I will begin with a very brief overview of violence as entertainment in ancient Rome, paying particular attention to the possibility that Statius and his audience may have envisioned the Lemnian massacre as a "fatal charade". I will then examine the account of the massacre itself and the emotions it was designed to provoke in Statius' audience -- from horror mixed with Schadenfreude during the description of the massacre to full-blown laughter during the Lemnian women's farcical battle with the Argonauts. Finally, and most importantly, I will discuss the relationship of the Lemnian massacre to the subsequent events of the Thebaid: the baby Opheltes, whose care had been entrusted to Hypsipyle, is killed by a monstrous snake and Hypsipyle asserts that his death is a substitute for her father's, whom she refused to kill in the Lemnian massacre. I will show that Statius -- far from eschewing moral reflection or portraying violence for its own sake (cf. Erren 1970) -- actually presents a subtle challenge to popular Roman sentiment. By drawing a connection between the dark comedy of the Lemnian massacre, located within the "make-believe" world of Hypsipyle's narrative, and the horrific and pathetic death of Opheltes, placed in the "real world" of his own narrative, Statius prompts his audience to re-evaluate their enjoyment of Lemnian massacre, thereby preparing them to more fully and sympathetically appreciate the horrors of the war at Thebes that will occupy the remainder of the Thebaid.
Bibliography
Coleman, K. M. 1990. "Fatal Charades: Roman Executions Staged as Mythological Enactments," JRS 80: 44-73.
Erren, M. "Zierlicher Schauder: Das Gefällige am Grauen der Thebais des Statius," 88-95 in W. Wimmel (ed.), Forschungen zur römischen Literatur: Festschrift zum 60. Geburtstag von Karl Büchner. Wiesbaden: Franz Steiner.
Kyle, D. G. 1998. Spectacles of Death in Ancient Rome. New York: Routledge.

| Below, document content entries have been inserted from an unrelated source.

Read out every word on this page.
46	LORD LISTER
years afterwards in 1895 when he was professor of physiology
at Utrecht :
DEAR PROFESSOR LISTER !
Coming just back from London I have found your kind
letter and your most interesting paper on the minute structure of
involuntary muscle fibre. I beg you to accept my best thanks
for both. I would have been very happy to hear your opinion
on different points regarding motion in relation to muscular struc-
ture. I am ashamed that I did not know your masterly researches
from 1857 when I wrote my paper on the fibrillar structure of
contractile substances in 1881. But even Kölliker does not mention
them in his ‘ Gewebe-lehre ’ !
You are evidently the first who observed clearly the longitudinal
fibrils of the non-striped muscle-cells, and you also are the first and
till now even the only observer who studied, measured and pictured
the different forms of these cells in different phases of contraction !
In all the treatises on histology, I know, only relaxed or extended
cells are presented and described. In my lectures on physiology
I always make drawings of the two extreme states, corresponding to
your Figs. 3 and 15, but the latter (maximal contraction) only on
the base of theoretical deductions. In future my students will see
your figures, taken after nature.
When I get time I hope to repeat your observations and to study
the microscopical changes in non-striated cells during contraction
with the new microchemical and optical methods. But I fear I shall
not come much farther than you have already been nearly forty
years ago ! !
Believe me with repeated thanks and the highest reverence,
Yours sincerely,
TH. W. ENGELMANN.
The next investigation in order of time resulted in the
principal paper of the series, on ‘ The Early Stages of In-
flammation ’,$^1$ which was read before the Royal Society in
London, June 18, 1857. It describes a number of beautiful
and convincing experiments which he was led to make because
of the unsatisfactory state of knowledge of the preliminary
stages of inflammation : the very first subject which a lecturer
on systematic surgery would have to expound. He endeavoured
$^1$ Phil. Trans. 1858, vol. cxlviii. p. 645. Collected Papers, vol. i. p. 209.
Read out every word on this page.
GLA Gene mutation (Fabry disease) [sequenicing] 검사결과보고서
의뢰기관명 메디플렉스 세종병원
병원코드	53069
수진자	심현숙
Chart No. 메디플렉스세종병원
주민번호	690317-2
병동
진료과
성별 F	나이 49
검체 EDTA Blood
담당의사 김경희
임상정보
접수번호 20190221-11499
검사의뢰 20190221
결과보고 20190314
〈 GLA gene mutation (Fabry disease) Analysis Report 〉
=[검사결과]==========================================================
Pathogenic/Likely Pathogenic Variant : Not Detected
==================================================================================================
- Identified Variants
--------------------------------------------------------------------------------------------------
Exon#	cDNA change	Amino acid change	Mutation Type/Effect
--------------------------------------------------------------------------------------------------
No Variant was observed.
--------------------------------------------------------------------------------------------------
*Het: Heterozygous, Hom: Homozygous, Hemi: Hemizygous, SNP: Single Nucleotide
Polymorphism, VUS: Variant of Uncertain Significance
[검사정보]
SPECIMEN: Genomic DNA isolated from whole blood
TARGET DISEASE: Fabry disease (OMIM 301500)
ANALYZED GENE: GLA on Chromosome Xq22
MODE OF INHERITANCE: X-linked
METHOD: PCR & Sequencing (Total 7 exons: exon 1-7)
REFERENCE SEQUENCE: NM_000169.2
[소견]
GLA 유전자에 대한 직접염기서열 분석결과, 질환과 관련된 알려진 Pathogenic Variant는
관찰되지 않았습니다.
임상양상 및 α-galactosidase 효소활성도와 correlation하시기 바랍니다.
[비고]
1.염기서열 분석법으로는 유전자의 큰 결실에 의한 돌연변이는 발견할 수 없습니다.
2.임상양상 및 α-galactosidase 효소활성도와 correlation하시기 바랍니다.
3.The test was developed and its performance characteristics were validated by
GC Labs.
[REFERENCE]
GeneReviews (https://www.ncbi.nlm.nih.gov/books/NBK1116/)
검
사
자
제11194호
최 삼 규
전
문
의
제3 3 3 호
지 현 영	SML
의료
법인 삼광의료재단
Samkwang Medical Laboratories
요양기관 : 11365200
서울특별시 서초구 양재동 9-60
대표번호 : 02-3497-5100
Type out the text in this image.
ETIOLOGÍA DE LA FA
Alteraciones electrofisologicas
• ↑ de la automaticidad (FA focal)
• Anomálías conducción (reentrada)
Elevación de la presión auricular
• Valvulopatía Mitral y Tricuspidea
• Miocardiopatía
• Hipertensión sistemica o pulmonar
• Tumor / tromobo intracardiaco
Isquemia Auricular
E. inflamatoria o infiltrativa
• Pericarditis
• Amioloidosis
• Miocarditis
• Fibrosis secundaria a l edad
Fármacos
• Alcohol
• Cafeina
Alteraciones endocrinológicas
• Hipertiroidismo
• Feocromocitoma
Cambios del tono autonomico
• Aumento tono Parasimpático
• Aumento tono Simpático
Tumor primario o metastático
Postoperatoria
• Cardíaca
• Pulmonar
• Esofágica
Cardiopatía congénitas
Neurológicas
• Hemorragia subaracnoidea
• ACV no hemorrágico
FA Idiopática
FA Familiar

Monaghan, P. 2003. "Bloody Roman Narratives: Gladiators, 'Fatal Charades' & Senecan Theatre." Double Dialogues Issue 4. Online at www.doubledialogues.com
Segal, C. 1994. "Philomela's Web and the Pleasure of the Text: Reader and Violence in the Metamorphoses of Ovid," 257-80 in I. J. E. De Jong and J. P. Sullivan (eds.), Modern Critical Theory and Classical Literature. Leiden: Brill.
Shelton, J.-A. 2000. "The Spectacle of Death is Seneca's Troades," 87-118 in G. W. M. Harrison (ed.), Seneca in Performance. London: Duckworth.